Editorial: Cheaters sometimes win
The Army’s response to public revelations of widespread cheating on NCO promotions has been underwhelming.
A tip to a Web site called Shamschool.com revealed that soldiers can get answers to correspondence-course tests. Passing those courses can earn soldiers points on their promotion-point worksheets.
The Fort Campbell soldier behind the Web site was not punished. He was given a letter of counseling and ordered to remove the test answers, with threats of punishment if he failed to do so; he complied.
the case, first reported by the Boston Globe, publicly reveals what is an open secret in the Army: The system for promoting soldiers to sergeant and staff sergeant is wide open to cheating.
Shamschool.com claimed 10,000 members, and even after the answers were removed, a visitor could easily find instances of soldiers seeking help with correspondence courses.
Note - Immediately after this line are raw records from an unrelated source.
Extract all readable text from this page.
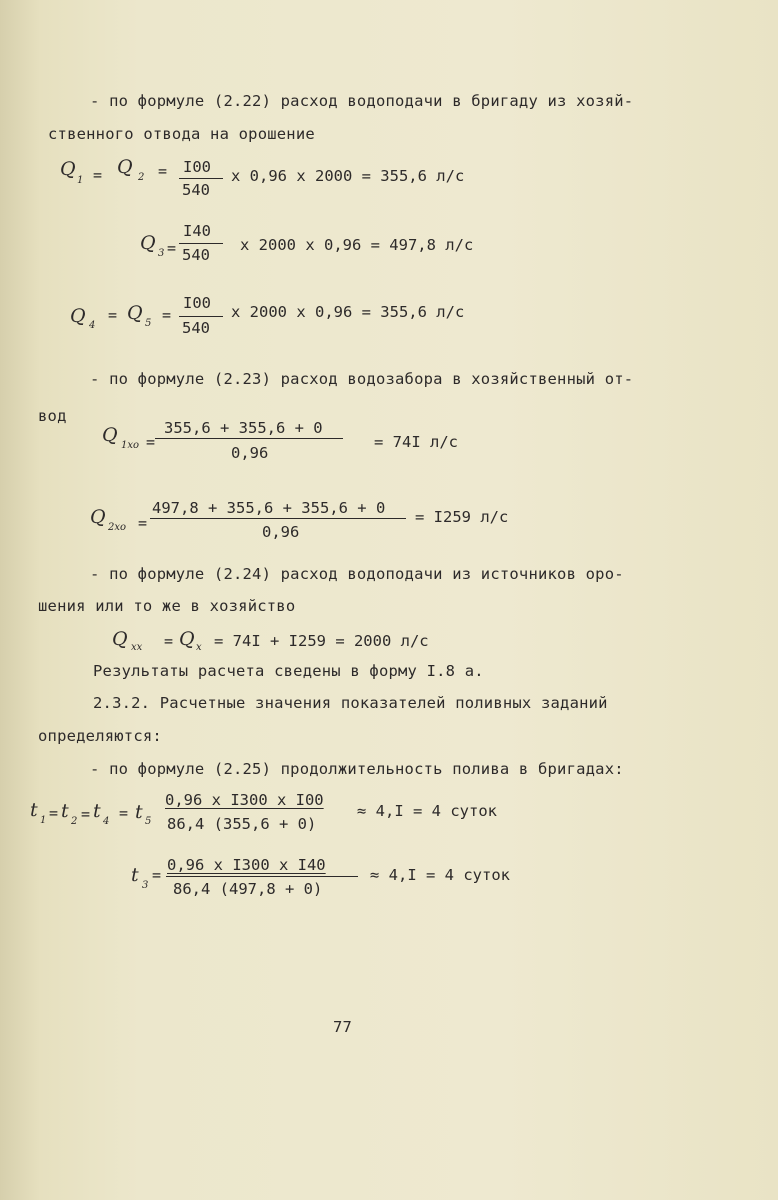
- по формуле (2.22) расход водоподачи в бригаду из хозяй-
ственного отвода на орошение
Q
1 = Q 2 = I00
540
x 0,96 x 2000 = 355,6 л/с
Q 3 =
I40
540
x 2000 x 0,96 = 497,8 л/с
Q 4
= Q 5 =
I00
540
x 2000 x 0,96 = 355,6 л/с
- по формуле (2.23) расход водозабора в хозяйственный от-
вод
Q 1хо =
355,6 + 355,6 + 0
0,96
= 74I л/с
Q 2хо =
497,8 + 355,6 + 355,6 + 0
0,96
= I259 л/с
- по формуле (2.24) расход водоподачи из источников оро-
шения или то же в хозяйство
Q хх = Q х = 74I + I259 = 2000 л/с
Результаты расчета сведены в форму I.8 а.
2.3.2. Расчетные значения показателей поливных заданий
определяются:
- по формуле (2.25) продолжительность полива в бригадах:
t 1 = t 2 = t 4 = t 5
0,96 x I300 x I00
86,4 (355,6 + 0)
≈ 4,I = 4 суток
t 3
=
0,96 x I300 x I40
86,4 (497,8 + 0)
≈ 4,I = 4 суток
77
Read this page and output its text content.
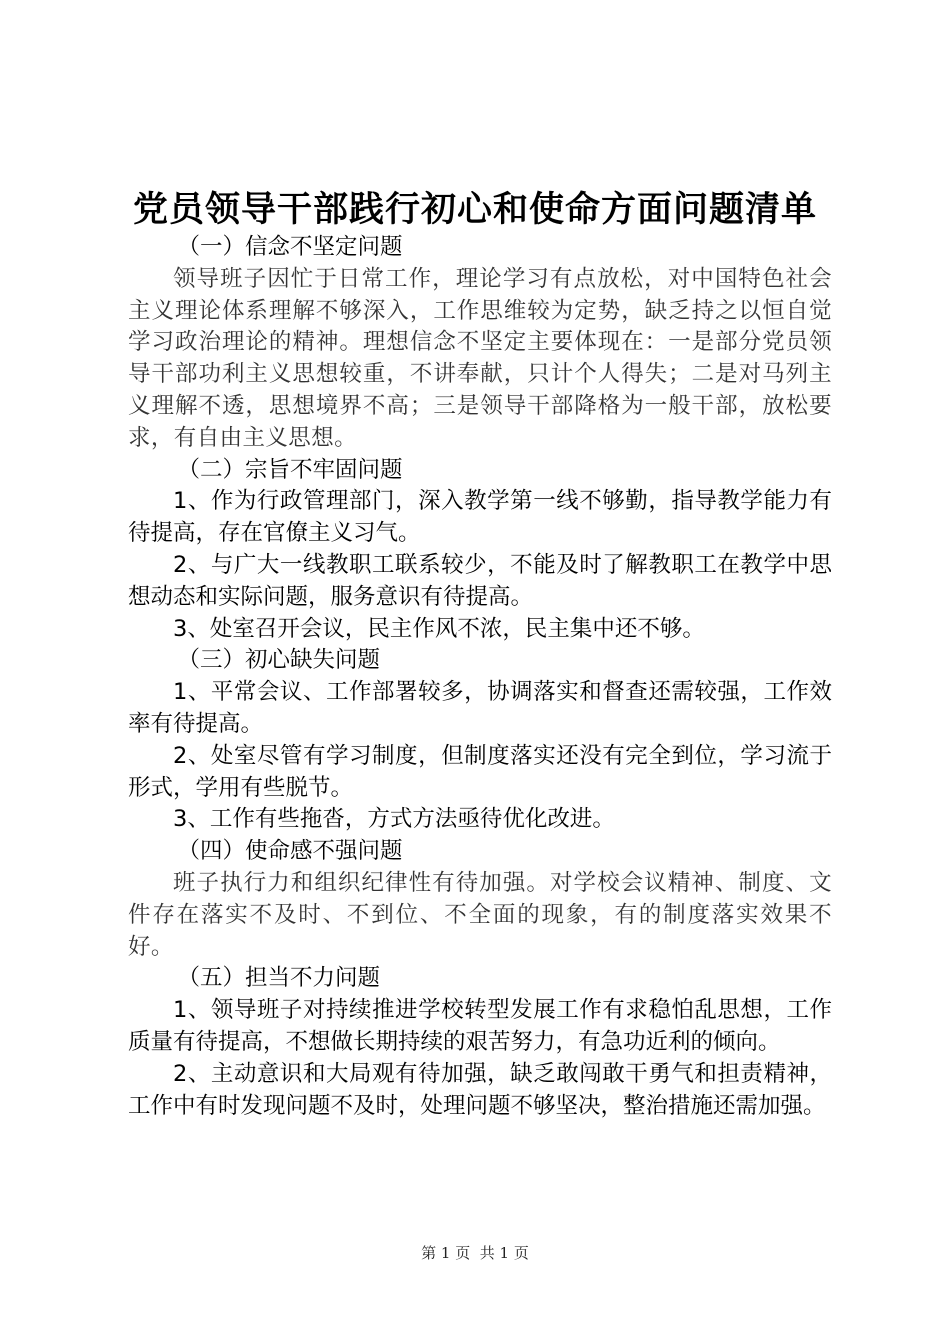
党员领导干部践行初心和使命方面问题清单

（一）信念不坚定问题

领导班子因忙于日常工作，理论学习有点放松，对中国特色社会主义理论体系理解不够深入，工作思维较为定势，缺乏持之以恒自觉学习政治理论的精神。理想信念不坚定主要体现在：一是部分党员领导干部功利主义思想较重，不讲奉献，只计个人得失；二是对马列主义理解不透，思想境界不高；三是领导干部降格为一般干部，放松要求，有自由主义思想。

（二）宗旨不牢固问题

1、作为行政管理部门，深入教学第一线不够勤，指导教学能力有待提高，存在官僚主义习气。

2、与广大一线教职工联系较少，不能及时了解教职工在教学中思想动态和实际问题，服务意识有待提高。

3、处室召开会议，民主作风不浓，民主集中还不够。

（三）初心缺失问题

1、平常会议、工作部署较多，协调落实和督查还需较强，工作效率有待提高。

2、处室尽管有学习制度，但制度落实还没有完全到位，学习流于形式，学用有些脱节。

3、工作有些拖沓，方式方法亟待优化改进。

（四）使命感不强问题

班子执行力和组织纪律性有待加强。对学校会议精神、制度、文件存在落实不及时、不到位、不全面的现象，有的制度落实效果不好。

（五）担当不力问题

1、领导班子对持续推进学校转型发展工作有求稳怕乱思想，工作质量有待提高，不想做长期持续的艰苦努力，有急功近利的倾向。

2、主动意识和大局观有待加强，缺乏敢闯敢干勇气和担责精神，工作中有时发现问题不及时，处理问题不够坚决，整治措施还需加强。

第 1 页  共 1 页
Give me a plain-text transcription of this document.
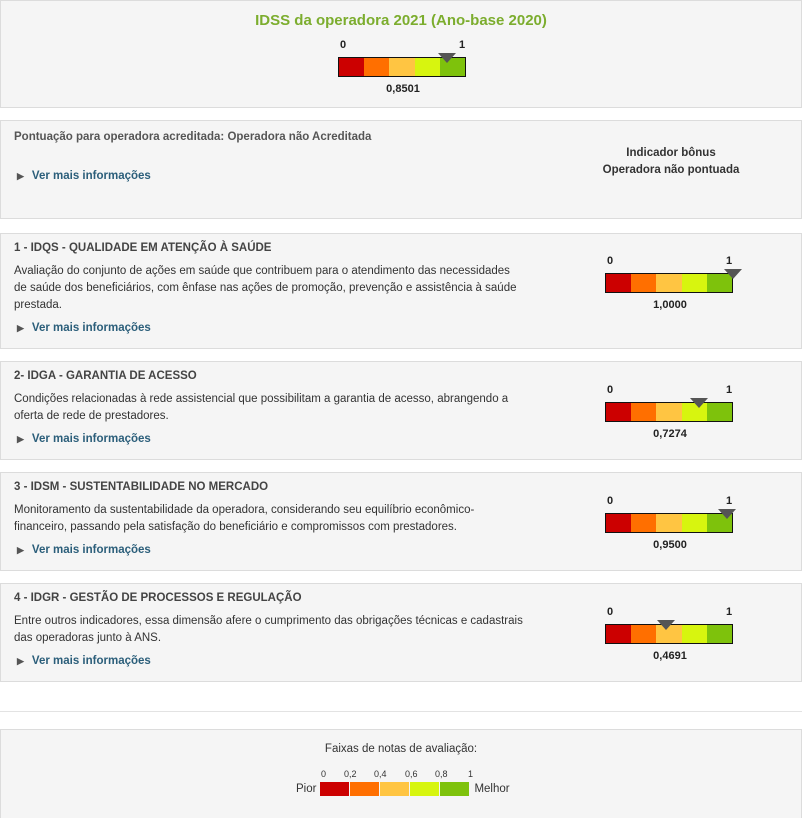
IDSS da operadora 2021 (Ano-base 2020)
0	1
0,8501
Pontuação para operadora acreditada: Operadora não Acreditada
▶ Ver mais informações
Indicador bônus
Operadora não pontuada
1 - IDQS - QUALIDADE EM ATENÇÃO À SAÚDE
Avaliação do conjunto de ações em saúde que contribuem para o atendimento das necessidades de saúde dos beneficiários, com ênfase nas ações de promoção, prevenção e assistência à saúde prestada.
▶ Ver mais informações
0	1
1,0000
2- IDGA - GARANTIA DE ACESSO
Condições relacionadas à rede assistencial que possibilitam a garantia de acesso, abrangendo a oferta de rede de prestadores.
▶ Ver mais informações
0	1
0,7274
3 - IDSM - SUSTENTABILIDADE NO MERCADO
Monitoramento da sustentabilidade da operadora, considerando seu equilíbrio econômico-financeiro, passando pela satisfação do beneficiário e compromissos com prestadores.
▶ Ver mais informações
0	1
0,9500
4 - IDGR - GESTÃO DE PROCESSOS E REGULAÇÃO
Entre outros indicadores, essa dimensão afere o cumprimento das obrigações técnicas e cadastrais das operadoras junto à ANS.
▶ Ver mais informações
0	1
0,4691
Faixas de notas de avaliação:
0 0,2 0,4 0,6 0,8 1
Pior	Melhor
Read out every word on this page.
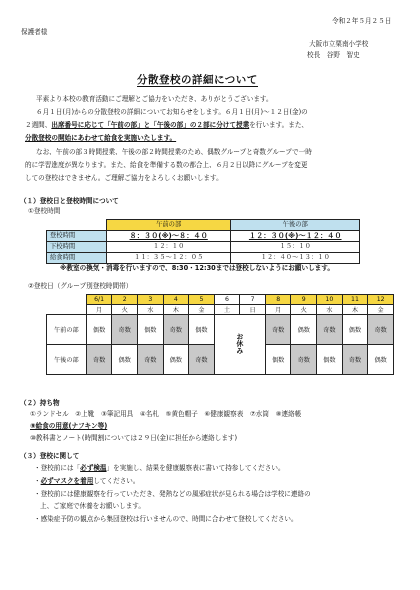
令和２年５月２５日
保護者様
大阪市立栗南小学校
校長　谷野　智史
分散登校の詳細について
平素より本校の教育活動にご理解とご協力をいただき、ありがとうございます。
６月１日(月)からの分散登校の詳細についてお知らせをします。６月１日(月)～１２日(金)の
２週間、出席番号に応じて「午前の部」と「午後の部」の２部に分けて授業を行います。また、
分散登校の開始にあわせて給食を実施いたします。
なお、午前の部３時間授業、午後の部２時間授業のため、偶数グループと奇数グループで一時
的に学習進度が異なります。また、給食を準備する数の都合上、６月２日以降にグループを変更
しての登校はできません。ご理解ご協力をよろしくお願いします。
（１）登校日と登校時間について
①登校時間
	午前の部	午後の部
登校時間	８：３０(※)～８：４０	１２：３０(※)～１２：４０
下校時間	１２：１０	１５：１０
給食時間	１１：３５～１２：０５	１２：４０～１３：１０
※教室の換気・消毒を行いますので、8:30・12:30までは登校しないようにお願いします。
②登校日（グループ別登校時間帯）
	6/1	2	3	4	5	6	7	8	9	10	11	12
	月	火	水	木	金	土	日	月	火	水	木	金
午前の部	偶数	奇数	偶数	奇数	偶数	お休み		奇数	偶数	奇数	偶数	奇数
午後の部	奇数	偶数	奇数	偶数	奇数			偶数	奇数	偶数	奇数	偶数
（２）持ち物
①ランドセル　②上靴　③筆記用具　④名札　⑤黄色帽子　⑥健康観察表　⑦水筒　⑧連絡帳
⑨給食の用意(ナフキン等)
⑩教科書とノート(時間割については２９日(金)に担任から連絡します)
（３）登校に関して
・登校前には「必ず検温」を実施し、結果を健康観察表に書いて持参してください。
・必ずマスクを着用してください。
・登校前には健康観察を行っていただき、発熱などの風邪症状が見られる場合は学校に連絡の
上、ご家庭で休養をお願いします。
・感染症予防の観点から集団登校は行いませんので、時間に合わせて登校してください。
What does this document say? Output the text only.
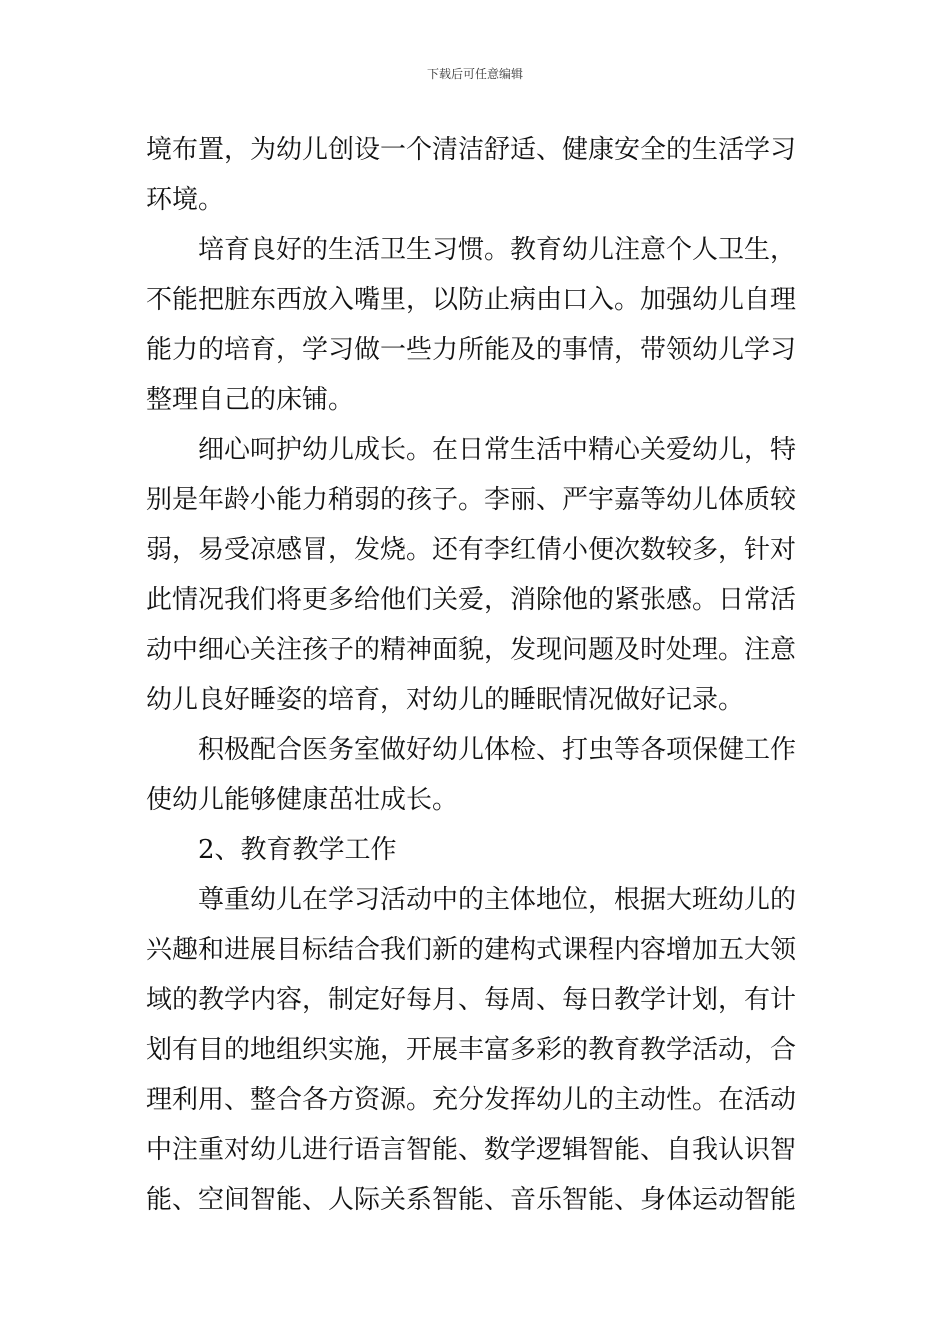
下载后可任意编辑
境布置，为幼儿创设一个清洁舒适、健康安全的生活学习
环境。
培育良好的生活卫生习惯。教育幼儿注意个人卫生，
不能把脏东西放入嘴里，以防止病由口入。加强幼儿自理
能力的培育，学习做一些力所能及的事情，带领幼儿学习
整理自己的床铺。
细心呵护幼儿成长。在日常生活中精心关爱幼儿，特
别是年龄小能力稍弱的孩子。李丽、严宇嘉等幼儿体质较
弱，易受凉感冒，发烧。还有李红倩小便次数较多，针对
此情况我们将更多给他们关爱，消除他的紧张感。日常活
动中细心关注孩子的精神面貌，发现问题及时处理。注意
幼儿良好睡姿的培育，对幼儿的睡眠情况做好记录。
积极配合医务室做好幼儿体检、打虫等各项保健工作
使幼儿能够健康茁壮成长。
2、教育教学工作
尊重幼儿在学习活动中的主体地位，根据大班幼儿的
兴趣和进展目标结合我们新的建构式课程内容增加五大领
域的教学内容，制定好每月、每周、每日教学计划，有计
划有目的地组织实施，开展丰富多彩的教育教学活动，合
理利用、整合各方资源。充分发挥幼儿的主动性。在活动
中注重对幼儿进行语言智能、数学逻辑智能、自我认识智
能、空间智能、人际关系智能、音乐智能、身体运动智能
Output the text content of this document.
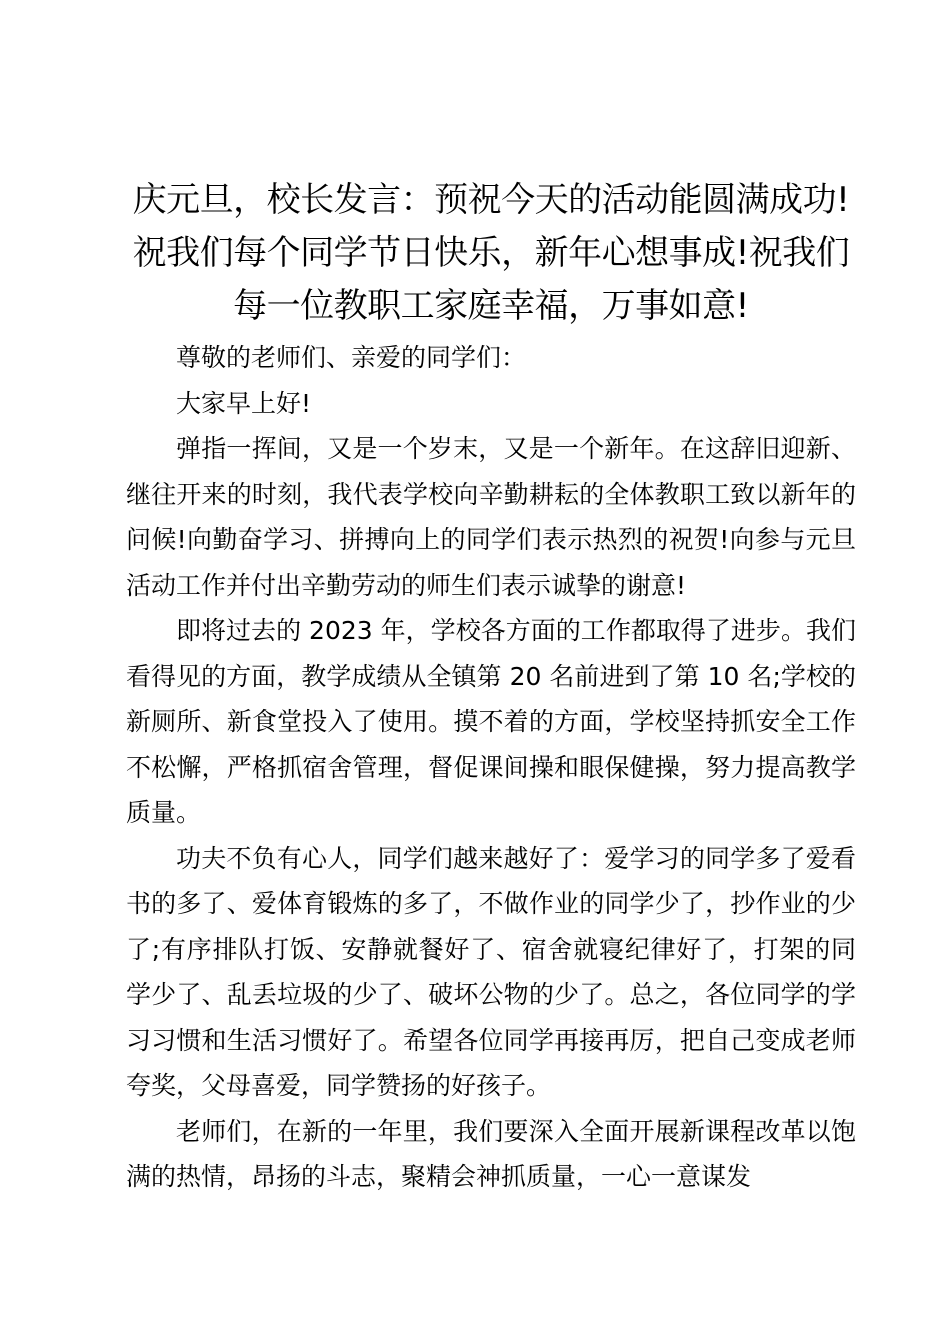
庆元旦，校长发言：预祝今天的活动能圆满成功!祝我们每个同学节日快乐，新年心想事成!祝我们每一位教职工家庭幸福，万事如意!

尊敬的老师们、亲爱的同学们：

大家早上好!

弹指一挥间，又是一个岁末，又是一个新年。在这辞旧迎新、继往开来的时刻，我代表学校向辛勤耕耘的全体教职工致以新年的问候!向勤奋学习、拼搏向上的同学们表示热烈的祝贺!向参与元旦活动工作并付出辛勤劳动的师生们表示诚挚的谢意!

即将过去的 2023 年，学校各方面的工作都取得了进步。我们看得见的方面，教学成绩从全镇第 20 名前进到了第 10 名;学校的新厕所、新食堂投入了使用。摸不着的方面，学校坚持抓安全工作不松懈，严格抓宿舍管理，督促课间操和眼保健操，努力提高教学质量。

功夫不负有心人，同学们越来越好了：爱学习的同学多了爱看书的多了、爱体育锻炼的多了，不做作业的同学少了，抄作业的少了;有序排队打饭、安静就餐好了、宿舍就寝纪律好了，打架的同学少了、乱丢垃圾的少了、破坏公物的少了。总之，各位同学的学习习惯和生活习惯好了。希望各位同学再接再厉，把自己变成老师夸奖，父母喜爱，同学赞扬的好孩子。

老师们，在新的一年里，我们要深入全面开展新课程改革以饱满的热情，昂扬的斗志，聚精会神抓质量，一心一意谋发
There are numerous other Web sites that also offer Army correspondence courses and test answers. Soldiers told Army Times that cheating is rampant — and all but institutionalized.
Yet the Army is doing little as an institution to stop it. The effort, by all accounts, is piecemeal, with officials addressing individual cases as they pop up — and with a surprisingly soft touch.
They concede they have been hard-pressed to stay ahead of the problem as the rapid expansion and popularity of the Internet has created a new universe of opportunity for cheaters, one in which the wrongdoers can operate remotely and anonymously.
The Army is looking at everything from randomizing test questions to administering proctored exams, but has yet to develop a comprehensive plan to kill the open opportunity to cheat through the correspondence-course section. Meanwhile, soldiers who played by the rules get outscored by those who cheated.
That’s unacceptable, and Army leadership is complicit until it takes meaningful steps to end it. The Marine Corps faced a similar problem last year and attacked it by instituting changes demanded by the top down.
It’s time for the Army to take similar action.